Trattativa Stato-mafia, in Appello chiesti 9 anni di carcere per l’ex ministro Mannino. Il Pg: “Fatti provati al di là di ogni ragionevole dubbio”

dalla Redazione
Cronaca

La procura generale di Palermo ha chiesto una condanna a 9 anni di carcere per l’ex ministro democristiano, Calogero Mannino, imputato di minaccia a Corpo politico dello Stato nel processo d’appello sulla cosiddetta trattativa Stato-Mafia. Mannino, assolto in primo grado, ha scelto il rito abbreviato ed è giudicato separatamente rispetto agli altri imputati per cui è in corso il processo d’appello. “Abbiamo esposto dei fatti provati al di là di ogni ragionevole dubbio”, ha detto formulando la richiesta il pg Giuseppe Fici.

“Le acquisizioni probatorie – aveva detto lo stesso procuratore generale durante la requisitoria – confermano inoppugnabilmente il timore dell’onorevole Mannino di essere ucciso, così come sostenuto dall’accusa, e le sue azioni per attivare un ‘turpe do ut des’ per stoppare la strategia stragista avviata da Cosa nostra”.

“Giovanni Brusca – secondo la procura generlae – ha dichiarato di avere ricevuto l’incarico di predisporre, subito dopo l’attentato di Capaci, l’omicidio dell’odierno imputato, Calogero Mannino.

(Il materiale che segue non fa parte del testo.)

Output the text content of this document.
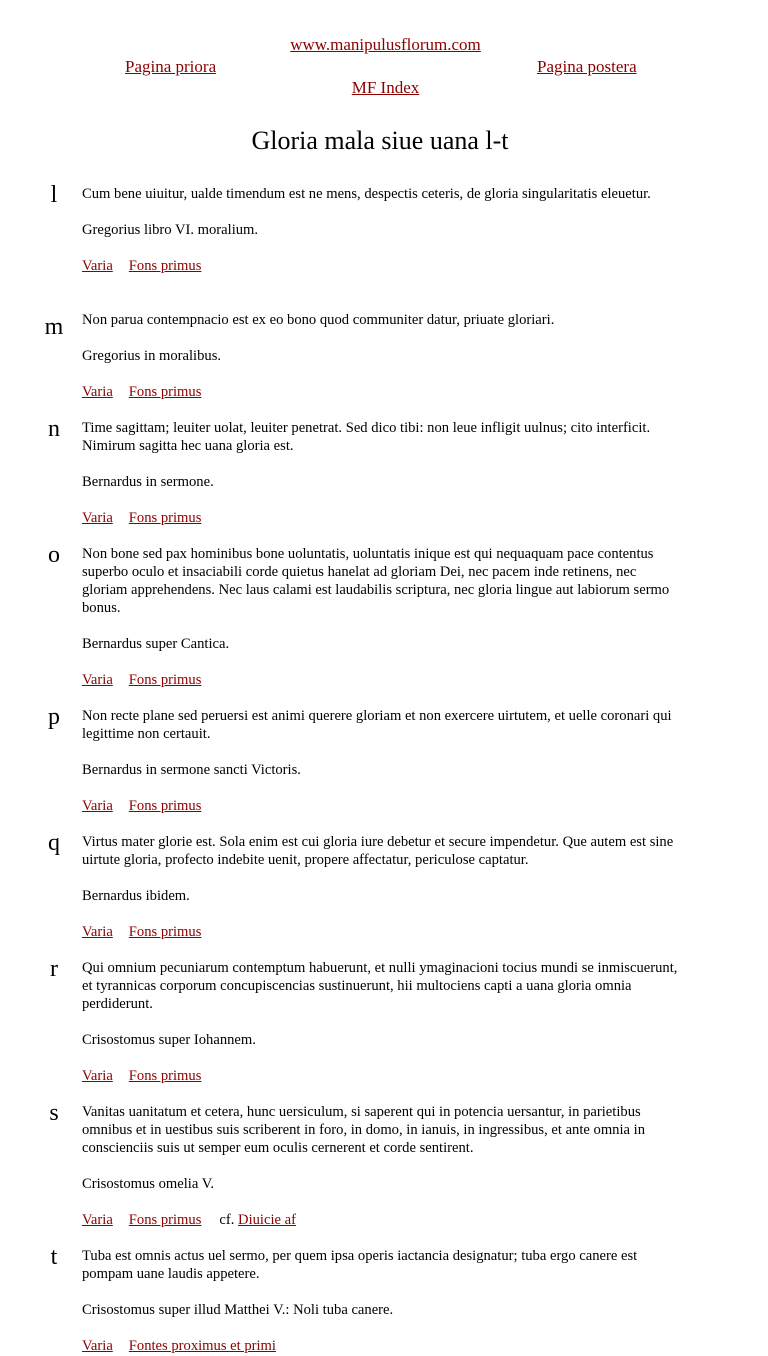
www.manipulusflorum.com
Pagina priora	Pagina postera
MF Index
Gloria mala siue uana l-t
l	Cum bene uiuitur, ualde timendum est ne mens, despectis ceteris, de gloria singularitatis eleuetur.

Gregorius libro VI. moralium.

Varia Fons primus

m	Non parua contempnacio est ex eo bono quod communiter datur, priuate gloriari.

Gregorius in moralibus.

Varia Fons primus

n	Time sagittam; leuiter uolat, leuiter penetrat. Sed dico tibi: non leue infligit uulnus; cito interficit. Nimirum sagitta hec uana gloria est.

Bernardus in sermone.

Varia Fons primus

o	Non bone sed pax hominibus bone uoluntatis, uoluntatis inique est qui nequaquam pace contentus superbo oculo et insaciabili corde quietus hanelat ad gloriam Dei, nec pacem inde retinens, nec gloriam apprehendens. Nec laus calami est laudabilis scriptura, nec gloria lingue aut labiorum sermo bonus.

Bernardus super Cantica.

Varia Fons primus

p	Non recte plane sed peruersi est animi querere gloriam et non exercere uirtutem, et uelle coronari qui legittime non certauit.

Bernardus in sermone sancti Victoris.

Varia Fons primus

q	Virtus mater glorie est. Sola enim est cui gloria iure debetur et secure impendetur. Que autem est sine uirtute gloria, profecto indebite uenit, propere affectatur, periculose captatur.

Bernardus ibidem.

Varia Fons primus

r	Qui omnium pecuniarum contemptum habuerunt, et nulli ymaginacioni tocius mundi se inmiscuerunt, et tyrannicas corporum concupiscencias sustinuerunt, hii multociens capti a uana gloria omnia perdiderunt.

Crisostomus super Iohannem.

Varia Fons primus

s	Vanitas uanitatum et cetera, hunc uersiculum, si saperent qui in potencia uersantur, in parietibus omnibus et in uestibus suis scriberent in foro, in domo, in ianuis, in ingressibus, et ante omnia in conscienciis suis ut semper eum oculis cernerent et corde sentirent.

Crisostomus omelia V.

Varia Fons primus cf. Diuicie af

t	Tuba est omnis actus uel sermo, per quem ipsa operis iactancia designatur; tuba ergo canere est pompam uane laudis appetere.

Crisostomus super illud Matthei V.: Noli tuba canere.

Varia Fontes proximus et primi
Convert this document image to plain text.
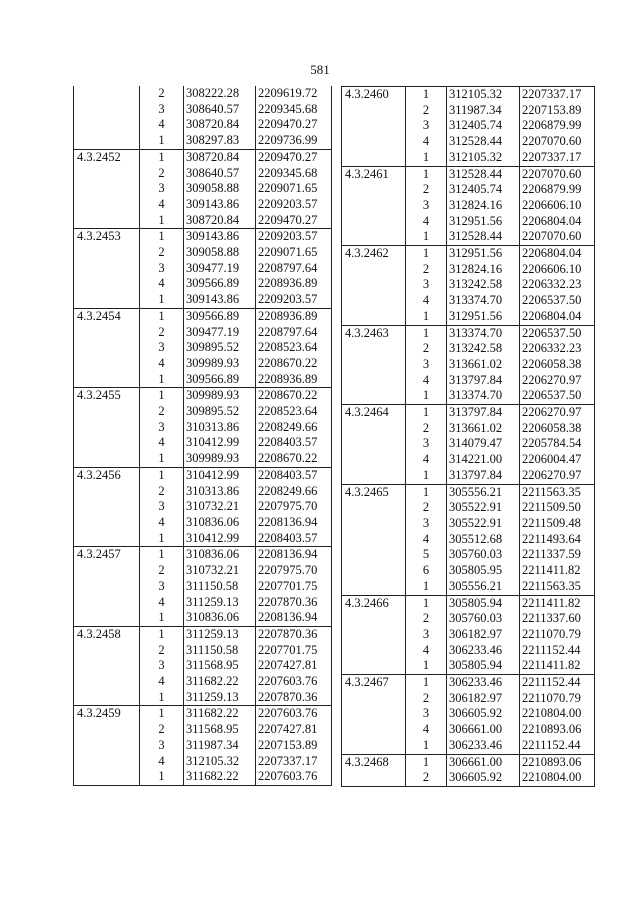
581
	2	308222.28	2209619.72
	3	308640.57	2209345.68
	4	308720.84	2209470.27
	1	308297.83	2209736.99
4.3.2452	1	308720.84	2209470.27
	2	308640.57	2209345.68
	3	309058.88	2209071.65
	4	309143.86	2209203.57
	1	308720.84	2209470.27
4.3.2453	1	309143.86	2209203.57
	2	309058.88	2209071.65
	3	309477.19	2208797.64
	4	309566.89	2208936.89
	1	309143.86	2209203.57
4.3.2454	1	309566.89	2208936.89
	2	309477.19	2208797.64
	3	309895.52	2208523.64
	4	309989.93	2208670.22
	1	309566.89	2208936.89
4.3.2455	1	309989.93	2208670.22
	2	309895.52	2208523.64
	3	310313.86	2208249.66
	4	310412.99	2208403.57
	1	309989.93	2208670.22
4.3.2456	1	310412.99	2208403.57
	2	310313.86	2208249.66
	3	310732.21	2207975.70
	4	310836.06	2208136.94
	1	310412.99	2208403.57
4.3.2457	1	310836.06	2208136.94
	2	310732.21	2207975.70
	3	311150.58	2207701.75
	4	311259.13	2207870.36
	1	310836.06	2208136.94
4.3.2458	1	311259.13	2207870.36
	2	311150.58	2207701.75
	3	311568.95	2207427.81
	4	311682.22	2207603.76
	1	311259.13	2207870.36
4.3.2459	1	311682.22	2207603.76
	2	311568.95	2207427.81
	3	311987.34	2207153.89
	4	312105.32	2207337.17
	1	311682.22	2207603.76
4.3.2460	1	312105.32	2207337.17
	2	311987.34	2207153.89
	3	312405.74	2206879.99
	4	312528.44	2207070.60
	1	312105.32	2207337.17
4.3.2461	1	312528.44	2207070.60
	2	312405.74	2206879.99
	3	312824.16	2206606.10
	4	312951.56	2206804.04
	1	312528.44	2207070.60
4.3.2462	1	312951.56	2206804.04
	2	312824.16	2206606.10
	3	313242.58	2206332.23
	4	313374.70	2206537.50
	1	312951.56	2206804.04
4.3.2463	1	313374.70	2206537.50
	2	313242.58	2206332.23
	3	313661.02	2206058.38
	4	313797.84	2206270.97
	1	313374.70	2206537.50
4.3.2464	1	313797.84	2206270.97
	2	313661.02	2206058.38
	3	314079.47	2205784.54
	4	314221.00	2206004.47
	1	313797.84	2206270.97
4.3.2465	1	305556.21	2211563.35
	2	305522.91	2211509.50
	3	305522.91	2211509.48
	4	305512.68	2211493.64
	5	305760.03	2211337.59
	6	305805.95	2211411.82
	1	305556.21	2211563.35
4.3.2466	1	305805.94	2211411.82
	2	305760.03	2211337.60
	3	306182.97	2211070.79
	4	306233.46	2211152.44
	1	305805.94	2211411.82
4.3.2467	1	306233.46	2211152.44
	2	306182.97	2211070.79
	3	306605.92	2210804.00
	4	306661.00	2210893.06
	1	306233.46	2211152.44
4.3.2468	1	306661.00	2210893.06
	2	306605.92	2210804.00
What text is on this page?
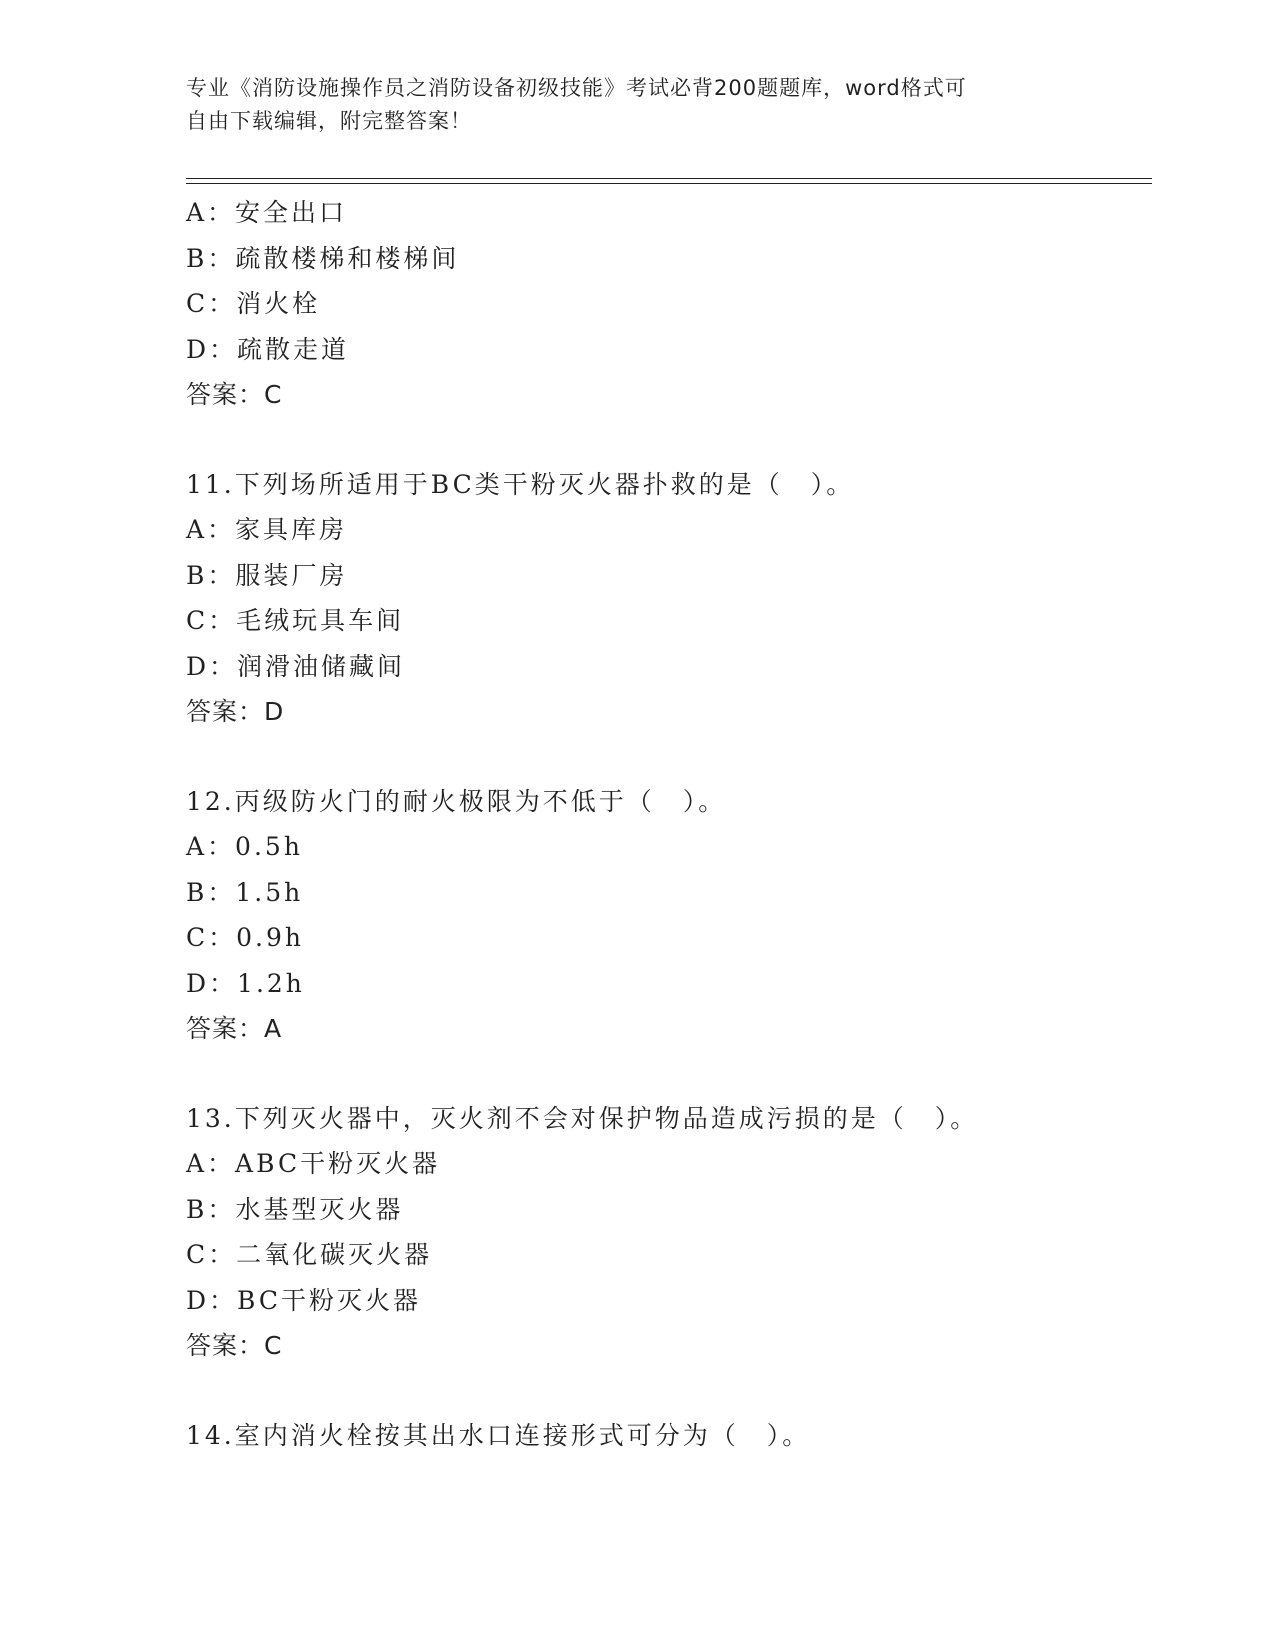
专业《消防设施操作员之消防设备初级技能》考试必背200题题库，word格式可
自由下载编辑，附完整答案！
A：安全出口
B：疏散楼梯和楼梯间
C：消火栓
D：疏散走道
答案：C
11.下列场所适用于BC类干粉灭火器扑救的是（　）。
A：家具库房
B：服装厂房
C：毛绒玩具车间
D：润滑油储藏间
答案：D
12.丙级防火门的耐火极限为不低于（　）。
A：0.5h
B：1.5h
C：0.9h
D：1.2h
答案：A
13.下列灭火器中，灭火剂不会对保护物品造成污损的是（　）。
A：ABC干粉灭火器
B：水基型灭火器
C：二氧化碳灭火器
D：BC干粉灭火器
答案：C
14.室内消火栓按其出水口连接形式可分为（　）。
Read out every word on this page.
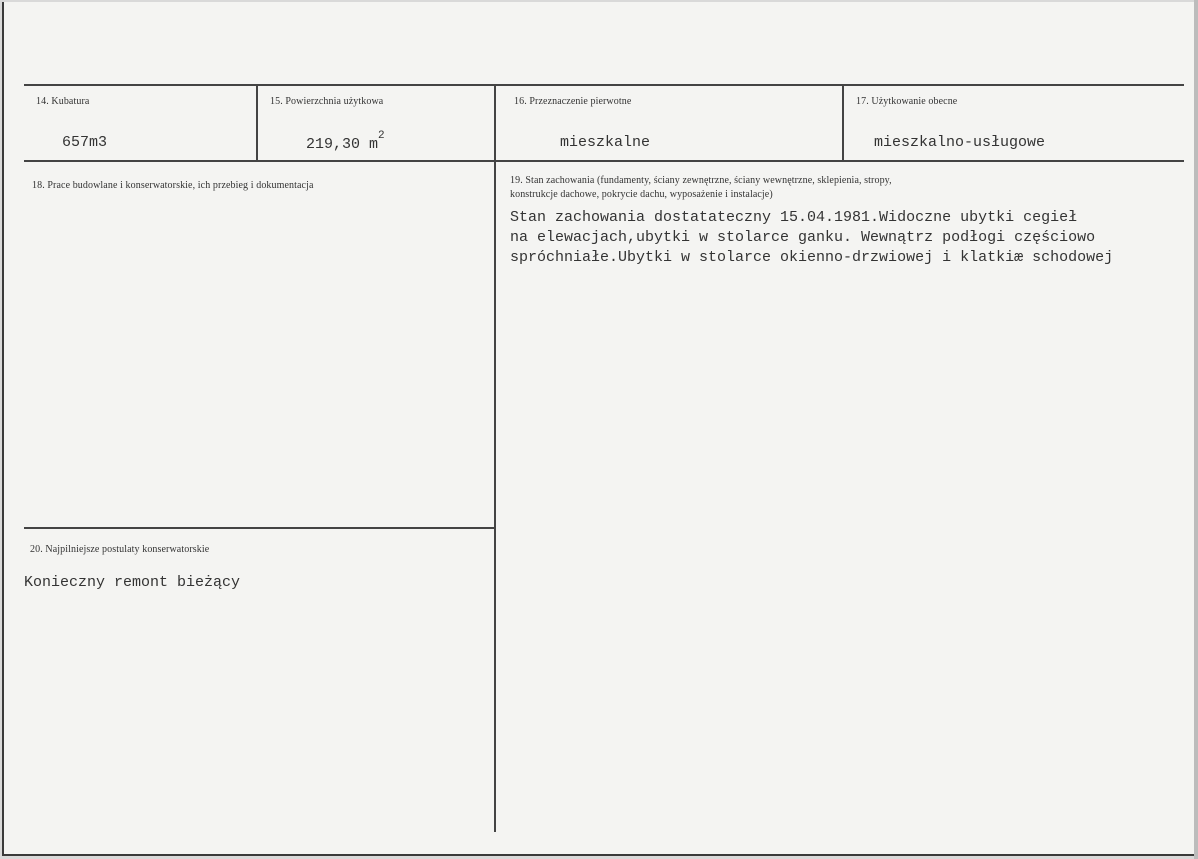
14. Kubatura
657m3
15. Powierzchnia użytkowa
219,30 $m^2$
16. Przeznaczenie pierwotne
mieszkalne
17. Użytkowanie obecne
mieszkalno-usługowe
18. Prace budowlane i konserwatorskie, ich przebieg i dokumentacja	19. Stan zachowania (fundamenty, ściany zewnętrzne, ściany wewnętrzne, sklepienia, stropy,
konstrukcje dachowe, pokrycie dachu, wyposażenie i instalacje)
Stan zachowania dostatateczny 15.04.1981.Widoczne ubytki cegieł
na elewacjach,ubytki w stolarce ganku. Wewnątrz podłogi częściowo
spróchniałe.Ubytki w stolarce okienno-drzwiowej i klatkiæ schodowej
20. Najpilniejsze postulaty konserwatorskie
Konieczny remont bieżący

Anche Francesco Onorato conferma che Mannino ‘si deve uccidere’. E l’ex capo mandamento Antonino Giuffrè, vicino al boss Provenzano, ha detto che: Falcone, Lima e Mannino erano nella lista delle persone da uccidere deliberata dalla riunione della commissione provinciale di cosa nostra, riunitasi nel dicembre 1991. Decisione da adottare in caso di esito sfavorevole della (imminente) sentenza del maxi processo da parte della Cassazione”.